The Municipal Baths of Mandraki
The island’s old spa complex, just one kilometre from the capital, is now beautifully restored and has been designated a protected monument. When it was completed in 1912, it had 300 beds, baths, and a restaurant, and played host to well-known personalities from Greece and abroad. The baths are operating once more and offer therapeutic treatments to visitors and locals.

Built of black trachyte between the 6th and the 4th century BC, the acropolis of Nisyros is one of the most magnificent citadels in the Aegean. The astonishingly sturdy construction of its walls and towers means that the monument is still in excellent condition. There are also marvellous views from here at sunset.

The stone-paved paths
Nisyros’ footpaths attract tourists from all over the world. Along the forty marked routes that criss-cross every part of the island are monuments of folk architecture such as stone walls, farm buildings, old distilleries, and tiny churches.

The volcanic island opposite Nisyros is an amazing location thanks to the contrast between the pumice mines that operate here and the dense pine forest. The green trees, white rocks, and turquoise sea come together to create a landscape of wild exotic beauty that can be visited daily by excursion boat from Nisyros.

Tastes of Nisyros

The island’s cuisine is full of delicacies such as boukounies (pork cooked with fat), kapamas (goat stuffed with rice), pitthia (chickpea fritters), skordalia (garlic dip) with almonds, and kaparosalata (caper dip). 
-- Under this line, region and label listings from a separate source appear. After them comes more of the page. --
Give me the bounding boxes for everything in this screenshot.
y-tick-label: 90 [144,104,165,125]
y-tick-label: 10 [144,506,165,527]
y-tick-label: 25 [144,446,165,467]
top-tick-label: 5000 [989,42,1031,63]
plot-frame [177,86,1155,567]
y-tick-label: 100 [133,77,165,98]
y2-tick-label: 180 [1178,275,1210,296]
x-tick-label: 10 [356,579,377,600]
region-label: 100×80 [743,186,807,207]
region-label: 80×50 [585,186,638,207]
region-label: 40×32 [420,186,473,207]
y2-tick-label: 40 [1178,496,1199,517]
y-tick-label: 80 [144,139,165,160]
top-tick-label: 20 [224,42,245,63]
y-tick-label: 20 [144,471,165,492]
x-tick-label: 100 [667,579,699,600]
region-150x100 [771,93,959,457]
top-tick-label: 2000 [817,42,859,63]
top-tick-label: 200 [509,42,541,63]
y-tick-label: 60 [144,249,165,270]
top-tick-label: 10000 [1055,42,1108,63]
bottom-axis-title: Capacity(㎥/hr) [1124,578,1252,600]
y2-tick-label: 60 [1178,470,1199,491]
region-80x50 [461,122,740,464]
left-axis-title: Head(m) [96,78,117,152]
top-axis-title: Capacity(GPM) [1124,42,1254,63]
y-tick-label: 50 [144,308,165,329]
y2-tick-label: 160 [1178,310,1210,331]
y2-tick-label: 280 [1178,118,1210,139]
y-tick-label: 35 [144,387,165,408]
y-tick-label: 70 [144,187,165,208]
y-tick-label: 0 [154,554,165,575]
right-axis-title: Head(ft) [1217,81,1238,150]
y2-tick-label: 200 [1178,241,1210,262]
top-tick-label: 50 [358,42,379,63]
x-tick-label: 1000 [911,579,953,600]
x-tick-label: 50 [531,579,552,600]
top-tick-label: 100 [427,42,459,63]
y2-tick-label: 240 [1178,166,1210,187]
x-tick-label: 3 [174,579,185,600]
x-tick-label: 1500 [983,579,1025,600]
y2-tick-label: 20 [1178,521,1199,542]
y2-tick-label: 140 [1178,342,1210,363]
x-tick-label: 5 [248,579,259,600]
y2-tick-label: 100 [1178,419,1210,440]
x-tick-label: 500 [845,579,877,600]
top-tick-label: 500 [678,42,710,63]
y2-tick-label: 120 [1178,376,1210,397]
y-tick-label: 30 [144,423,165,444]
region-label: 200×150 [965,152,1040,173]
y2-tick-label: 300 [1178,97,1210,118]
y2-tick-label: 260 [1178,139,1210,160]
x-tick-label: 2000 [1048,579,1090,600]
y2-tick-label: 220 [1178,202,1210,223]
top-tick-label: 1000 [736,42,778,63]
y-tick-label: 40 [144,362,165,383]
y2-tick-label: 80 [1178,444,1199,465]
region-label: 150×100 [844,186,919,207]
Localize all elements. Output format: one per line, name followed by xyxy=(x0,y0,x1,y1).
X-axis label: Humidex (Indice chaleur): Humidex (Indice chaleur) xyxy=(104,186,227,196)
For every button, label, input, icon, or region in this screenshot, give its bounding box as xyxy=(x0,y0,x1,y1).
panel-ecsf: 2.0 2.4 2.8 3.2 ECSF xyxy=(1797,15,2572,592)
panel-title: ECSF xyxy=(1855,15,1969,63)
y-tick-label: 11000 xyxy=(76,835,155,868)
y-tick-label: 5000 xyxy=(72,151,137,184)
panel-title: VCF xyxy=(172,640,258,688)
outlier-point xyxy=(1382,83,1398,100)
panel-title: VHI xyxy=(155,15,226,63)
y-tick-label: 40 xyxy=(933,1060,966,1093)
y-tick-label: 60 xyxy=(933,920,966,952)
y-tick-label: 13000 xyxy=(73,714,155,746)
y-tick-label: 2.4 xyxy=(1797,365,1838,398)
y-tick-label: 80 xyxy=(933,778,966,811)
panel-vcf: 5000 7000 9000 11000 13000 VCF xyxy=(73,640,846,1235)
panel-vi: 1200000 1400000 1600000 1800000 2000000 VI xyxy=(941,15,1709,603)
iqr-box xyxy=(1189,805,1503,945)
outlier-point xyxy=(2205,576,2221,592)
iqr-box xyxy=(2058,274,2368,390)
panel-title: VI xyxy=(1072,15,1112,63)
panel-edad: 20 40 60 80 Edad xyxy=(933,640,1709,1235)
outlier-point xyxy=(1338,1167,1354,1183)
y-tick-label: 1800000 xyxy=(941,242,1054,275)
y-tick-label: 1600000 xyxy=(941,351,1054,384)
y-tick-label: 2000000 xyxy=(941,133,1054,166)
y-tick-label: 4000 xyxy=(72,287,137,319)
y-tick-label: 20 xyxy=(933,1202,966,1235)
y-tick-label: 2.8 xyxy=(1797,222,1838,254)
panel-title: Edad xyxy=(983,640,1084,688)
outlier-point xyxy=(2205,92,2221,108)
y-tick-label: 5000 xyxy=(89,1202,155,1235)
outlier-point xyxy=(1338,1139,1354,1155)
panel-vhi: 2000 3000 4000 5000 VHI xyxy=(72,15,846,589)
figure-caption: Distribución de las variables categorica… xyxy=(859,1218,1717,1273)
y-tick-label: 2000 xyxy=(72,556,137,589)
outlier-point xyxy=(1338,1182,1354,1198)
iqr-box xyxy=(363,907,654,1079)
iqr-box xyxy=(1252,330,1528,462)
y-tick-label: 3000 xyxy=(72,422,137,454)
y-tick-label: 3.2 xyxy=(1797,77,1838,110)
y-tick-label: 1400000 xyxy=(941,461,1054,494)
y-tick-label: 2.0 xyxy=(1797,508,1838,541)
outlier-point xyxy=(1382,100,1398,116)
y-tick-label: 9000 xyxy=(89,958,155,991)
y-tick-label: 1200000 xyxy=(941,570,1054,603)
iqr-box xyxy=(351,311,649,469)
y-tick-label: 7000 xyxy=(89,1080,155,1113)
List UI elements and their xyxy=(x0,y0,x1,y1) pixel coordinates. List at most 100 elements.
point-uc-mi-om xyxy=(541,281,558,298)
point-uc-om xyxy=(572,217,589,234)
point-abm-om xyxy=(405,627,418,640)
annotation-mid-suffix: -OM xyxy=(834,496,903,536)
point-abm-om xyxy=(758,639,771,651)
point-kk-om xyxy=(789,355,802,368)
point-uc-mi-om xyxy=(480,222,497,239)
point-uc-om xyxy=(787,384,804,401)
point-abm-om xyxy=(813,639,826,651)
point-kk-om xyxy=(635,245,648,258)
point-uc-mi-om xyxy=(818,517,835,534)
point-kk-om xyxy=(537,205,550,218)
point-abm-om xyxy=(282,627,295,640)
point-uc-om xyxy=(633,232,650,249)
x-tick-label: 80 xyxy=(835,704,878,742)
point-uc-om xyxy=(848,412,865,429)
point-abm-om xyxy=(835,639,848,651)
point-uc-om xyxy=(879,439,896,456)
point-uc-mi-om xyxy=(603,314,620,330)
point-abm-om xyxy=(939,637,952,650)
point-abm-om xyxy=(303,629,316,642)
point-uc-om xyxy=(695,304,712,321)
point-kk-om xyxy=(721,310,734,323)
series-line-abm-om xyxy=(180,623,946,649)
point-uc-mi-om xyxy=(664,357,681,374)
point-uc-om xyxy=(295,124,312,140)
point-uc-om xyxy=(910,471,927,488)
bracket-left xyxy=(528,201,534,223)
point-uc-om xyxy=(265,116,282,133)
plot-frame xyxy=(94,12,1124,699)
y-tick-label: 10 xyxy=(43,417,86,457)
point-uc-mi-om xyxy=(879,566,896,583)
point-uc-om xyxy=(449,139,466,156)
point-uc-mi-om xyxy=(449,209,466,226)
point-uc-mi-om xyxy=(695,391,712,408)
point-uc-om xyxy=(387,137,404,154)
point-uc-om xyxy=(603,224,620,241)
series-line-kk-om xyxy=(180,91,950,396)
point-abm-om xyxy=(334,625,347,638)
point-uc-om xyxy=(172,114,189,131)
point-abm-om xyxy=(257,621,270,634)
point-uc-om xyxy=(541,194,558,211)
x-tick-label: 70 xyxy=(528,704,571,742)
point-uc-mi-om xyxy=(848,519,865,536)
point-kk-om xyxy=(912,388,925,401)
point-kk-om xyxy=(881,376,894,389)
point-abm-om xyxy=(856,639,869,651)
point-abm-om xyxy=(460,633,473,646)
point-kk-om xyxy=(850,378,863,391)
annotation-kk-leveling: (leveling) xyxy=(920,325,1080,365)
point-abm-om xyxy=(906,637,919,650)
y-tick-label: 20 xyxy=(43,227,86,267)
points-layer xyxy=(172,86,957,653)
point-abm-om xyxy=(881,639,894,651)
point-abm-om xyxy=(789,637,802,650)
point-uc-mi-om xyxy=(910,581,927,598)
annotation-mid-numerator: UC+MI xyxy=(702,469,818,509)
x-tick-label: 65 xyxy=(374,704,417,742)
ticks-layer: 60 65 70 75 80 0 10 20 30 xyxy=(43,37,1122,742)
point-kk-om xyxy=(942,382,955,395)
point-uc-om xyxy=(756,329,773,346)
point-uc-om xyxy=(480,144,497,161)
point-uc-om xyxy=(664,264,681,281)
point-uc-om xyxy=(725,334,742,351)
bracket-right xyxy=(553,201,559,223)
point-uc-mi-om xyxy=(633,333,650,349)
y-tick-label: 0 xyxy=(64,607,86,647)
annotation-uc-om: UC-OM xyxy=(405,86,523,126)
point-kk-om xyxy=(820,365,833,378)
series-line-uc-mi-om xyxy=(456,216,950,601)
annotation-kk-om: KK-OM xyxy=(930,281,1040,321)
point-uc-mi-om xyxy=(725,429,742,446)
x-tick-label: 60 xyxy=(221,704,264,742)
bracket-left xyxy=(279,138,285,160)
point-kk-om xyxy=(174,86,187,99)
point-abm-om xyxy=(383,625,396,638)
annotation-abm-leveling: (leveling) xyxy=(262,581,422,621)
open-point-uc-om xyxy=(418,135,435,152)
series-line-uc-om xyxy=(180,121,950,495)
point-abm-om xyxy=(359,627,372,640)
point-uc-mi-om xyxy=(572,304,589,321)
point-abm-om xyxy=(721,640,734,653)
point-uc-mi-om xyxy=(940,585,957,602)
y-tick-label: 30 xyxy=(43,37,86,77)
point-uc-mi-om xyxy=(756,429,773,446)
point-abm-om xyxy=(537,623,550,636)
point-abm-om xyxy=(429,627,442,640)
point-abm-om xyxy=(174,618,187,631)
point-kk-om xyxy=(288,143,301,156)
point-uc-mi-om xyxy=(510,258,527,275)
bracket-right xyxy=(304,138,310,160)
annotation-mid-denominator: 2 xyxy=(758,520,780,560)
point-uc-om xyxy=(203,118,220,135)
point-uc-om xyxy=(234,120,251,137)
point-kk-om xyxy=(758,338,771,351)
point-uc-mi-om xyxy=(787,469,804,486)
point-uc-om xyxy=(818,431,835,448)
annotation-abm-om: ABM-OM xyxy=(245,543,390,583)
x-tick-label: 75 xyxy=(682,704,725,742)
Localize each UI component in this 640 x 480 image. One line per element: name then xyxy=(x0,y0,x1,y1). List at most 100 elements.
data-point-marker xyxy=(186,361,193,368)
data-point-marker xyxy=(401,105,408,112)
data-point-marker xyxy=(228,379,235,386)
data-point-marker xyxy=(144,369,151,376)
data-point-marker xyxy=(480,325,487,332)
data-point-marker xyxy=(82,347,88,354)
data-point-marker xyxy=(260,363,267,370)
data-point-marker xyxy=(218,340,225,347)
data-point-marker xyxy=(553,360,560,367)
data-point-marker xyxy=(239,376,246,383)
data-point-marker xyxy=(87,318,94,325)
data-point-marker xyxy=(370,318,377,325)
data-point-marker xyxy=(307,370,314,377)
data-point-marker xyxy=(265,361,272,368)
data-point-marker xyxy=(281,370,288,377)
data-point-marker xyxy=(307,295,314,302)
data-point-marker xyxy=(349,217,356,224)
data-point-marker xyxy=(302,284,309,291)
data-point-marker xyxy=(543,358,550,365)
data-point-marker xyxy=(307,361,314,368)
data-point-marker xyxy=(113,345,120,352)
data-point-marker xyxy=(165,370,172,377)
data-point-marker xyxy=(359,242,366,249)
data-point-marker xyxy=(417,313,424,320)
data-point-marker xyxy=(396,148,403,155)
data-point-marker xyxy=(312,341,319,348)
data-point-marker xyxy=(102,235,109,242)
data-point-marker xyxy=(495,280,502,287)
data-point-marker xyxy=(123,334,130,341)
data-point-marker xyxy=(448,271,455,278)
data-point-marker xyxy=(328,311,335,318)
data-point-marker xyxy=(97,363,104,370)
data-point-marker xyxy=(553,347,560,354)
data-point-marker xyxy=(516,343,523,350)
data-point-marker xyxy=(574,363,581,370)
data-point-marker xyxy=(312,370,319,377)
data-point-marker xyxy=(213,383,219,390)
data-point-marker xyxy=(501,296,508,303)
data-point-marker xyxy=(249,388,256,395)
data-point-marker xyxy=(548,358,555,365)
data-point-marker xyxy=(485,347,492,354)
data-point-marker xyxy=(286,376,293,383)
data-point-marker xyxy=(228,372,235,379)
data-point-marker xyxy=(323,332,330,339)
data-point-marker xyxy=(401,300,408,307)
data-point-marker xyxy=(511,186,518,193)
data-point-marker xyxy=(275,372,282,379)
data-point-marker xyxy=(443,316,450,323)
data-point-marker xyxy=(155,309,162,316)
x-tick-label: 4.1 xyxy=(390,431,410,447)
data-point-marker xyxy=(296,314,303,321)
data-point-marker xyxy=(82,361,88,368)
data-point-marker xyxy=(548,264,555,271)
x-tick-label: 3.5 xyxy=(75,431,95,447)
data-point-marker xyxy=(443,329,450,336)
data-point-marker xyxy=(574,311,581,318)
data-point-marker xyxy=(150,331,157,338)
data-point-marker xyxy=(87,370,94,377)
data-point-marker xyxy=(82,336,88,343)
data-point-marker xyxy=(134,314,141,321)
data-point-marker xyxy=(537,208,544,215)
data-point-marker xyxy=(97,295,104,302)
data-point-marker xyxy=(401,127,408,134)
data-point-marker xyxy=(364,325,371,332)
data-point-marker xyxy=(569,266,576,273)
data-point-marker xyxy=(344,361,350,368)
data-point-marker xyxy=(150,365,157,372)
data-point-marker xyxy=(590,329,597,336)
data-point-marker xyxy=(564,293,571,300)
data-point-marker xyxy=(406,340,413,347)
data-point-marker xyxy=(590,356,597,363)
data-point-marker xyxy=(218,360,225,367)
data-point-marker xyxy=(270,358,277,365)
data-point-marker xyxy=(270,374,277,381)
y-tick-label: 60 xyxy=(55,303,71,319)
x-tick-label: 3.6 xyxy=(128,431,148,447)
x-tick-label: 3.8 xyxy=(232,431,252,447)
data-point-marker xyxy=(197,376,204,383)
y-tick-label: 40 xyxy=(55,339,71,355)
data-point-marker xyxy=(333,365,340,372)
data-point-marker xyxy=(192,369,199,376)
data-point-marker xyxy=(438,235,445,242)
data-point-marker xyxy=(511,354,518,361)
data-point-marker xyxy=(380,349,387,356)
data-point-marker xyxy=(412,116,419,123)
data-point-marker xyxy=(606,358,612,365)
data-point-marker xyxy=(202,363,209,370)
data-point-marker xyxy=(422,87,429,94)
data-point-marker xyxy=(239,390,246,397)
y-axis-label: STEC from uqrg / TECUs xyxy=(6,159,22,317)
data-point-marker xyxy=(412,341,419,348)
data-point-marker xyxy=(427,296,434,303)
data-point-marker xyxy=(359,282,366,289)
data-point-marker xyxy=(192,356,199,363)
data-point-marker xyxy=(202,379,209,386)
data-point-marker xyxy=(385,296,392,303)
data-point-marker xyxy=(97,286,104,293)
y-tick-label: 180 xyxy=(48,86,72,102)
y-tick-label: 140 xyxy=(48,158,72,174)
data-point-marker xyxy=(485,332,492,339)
In Nisyros, there are also excellent cheeses such as krasotiri (“wine cheese”) and sakouliasti (a local soft cheese). 

For traditional treats, choose sweet tomato preserve, xerotigana and diples (strips of fried dough folded and rolled into different shapes), loukoumades (doughnuts), finikia and kourabiedes (types of cookies), moustalevria (a pudding made with grape juice), and pastellaries (split figs with almonds and sesame seeds). 

Don’t miss the koukouzina (local raki from grapes or figs) and natural drinks such as soumada and kanelada (flavoured with almonds and cinnamon respectively).